Até o fim da semana passada, havia uma expectativa de que o senador Vanderlan Cardoso (PSD-GO), presidente da Comissão de Assuntos Econômicos, seria o relator do Combustível do Futuro na Casa. Segundo o Valor apurou, ele já havia concordado em preservar os principais pontos do texto que veio da Câmara, em especial a questão do biodiesel e do biometano.

No entanto, uma articulação liderada pelo presidente da Petrobras, Jean Paul Prates, com apoio do Ministério da Fazenda, teria convencido o presidente do Senado, Rodrigo Pacheco (PSD-MG) a indicar outro relator para o projeto. O escolhido, Veneziano Vital do Rêgo (MDB-PB), herdou a presidência da Frente Parlamentar da Energia Renovável, que era comandada por Prates enquanto senador.

A avaliação de executivos da Petrobras é de que Veneziano, que também é vice-presidente do Senado, terá mais disposição para ouvir os argumentos de todas as partes e "esticar o diálogo". A companhia entende que o governo teve que ceder aos interesses dos deputados para ganhar fôlego político para projetos mais prioritários na Câmara.

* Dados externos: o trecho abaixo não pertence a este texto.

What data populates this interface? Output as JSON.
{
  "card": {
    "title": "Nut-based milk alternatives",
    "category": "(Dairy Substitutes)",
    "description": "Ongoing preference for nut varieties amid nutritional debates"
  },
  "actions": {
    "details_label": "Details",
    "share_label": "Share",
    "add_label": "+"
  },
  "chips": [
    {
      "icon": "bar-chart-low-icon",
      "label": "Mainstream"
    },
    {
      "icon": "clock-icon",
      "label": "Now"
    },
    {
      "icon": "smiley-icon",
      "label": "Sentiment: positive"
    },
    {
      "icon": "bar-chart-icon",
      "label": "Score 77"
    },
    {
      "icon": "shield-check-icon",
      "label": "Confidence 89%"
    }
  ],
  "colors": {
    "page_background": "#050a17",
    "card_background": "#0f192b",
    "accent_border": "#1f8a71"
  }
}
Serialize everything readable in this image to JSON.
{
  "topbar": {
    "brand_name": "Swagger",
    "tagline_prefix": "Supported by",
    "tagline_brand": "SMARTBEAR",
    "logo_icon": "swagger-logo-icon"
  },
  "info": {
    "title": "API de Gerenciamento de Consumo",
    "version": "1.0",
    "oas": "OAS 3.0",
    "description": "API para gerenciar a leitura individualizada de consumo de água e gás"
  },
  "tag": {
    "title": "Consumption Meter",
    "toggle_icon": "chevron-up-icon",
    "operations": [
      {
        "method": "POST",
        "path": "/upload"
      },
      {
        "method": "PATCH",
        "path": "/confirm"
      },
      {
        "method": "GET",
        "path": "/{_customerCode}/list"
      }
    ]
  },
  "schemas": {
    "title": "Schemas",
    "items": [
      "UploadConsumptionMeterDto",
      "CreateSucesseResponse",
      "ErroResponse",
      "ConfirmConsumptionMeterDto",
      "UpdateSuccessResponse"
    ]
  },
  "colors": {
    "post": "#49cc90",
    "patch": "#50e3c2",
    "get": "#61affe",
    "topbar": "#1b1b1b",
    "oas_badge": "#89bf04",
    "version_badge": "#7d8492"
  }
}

Nesta terça-feira, em evento do setor de petróleo nos Estados Unidos, Prates confirmou que a Petrobras vai defender um mandato para o diesel coprocessado no Senado e elogiou Veneziano. "Por isso é bom ter o bicameralismo, você tem que ter aquela calibragem", disse o presidente da estatal em entrevista ao portal "EPBR". Procurada, a Petrobras não havia se manifestado até o momento da publicação.

Na semana passada, a empresa teve uma desvalorização de mais de R$ 50 bilhões na B3 após o anúncio de que os dividendos extraordinários referentes ao quarto trimestre de 2023 não seriam distribuídos. A decisão, tomada pela maioria do conselho de administração, foi respaldada por um parecer técnico e, principalmente, pelo presidente Luiz Inácio Lula da Silva.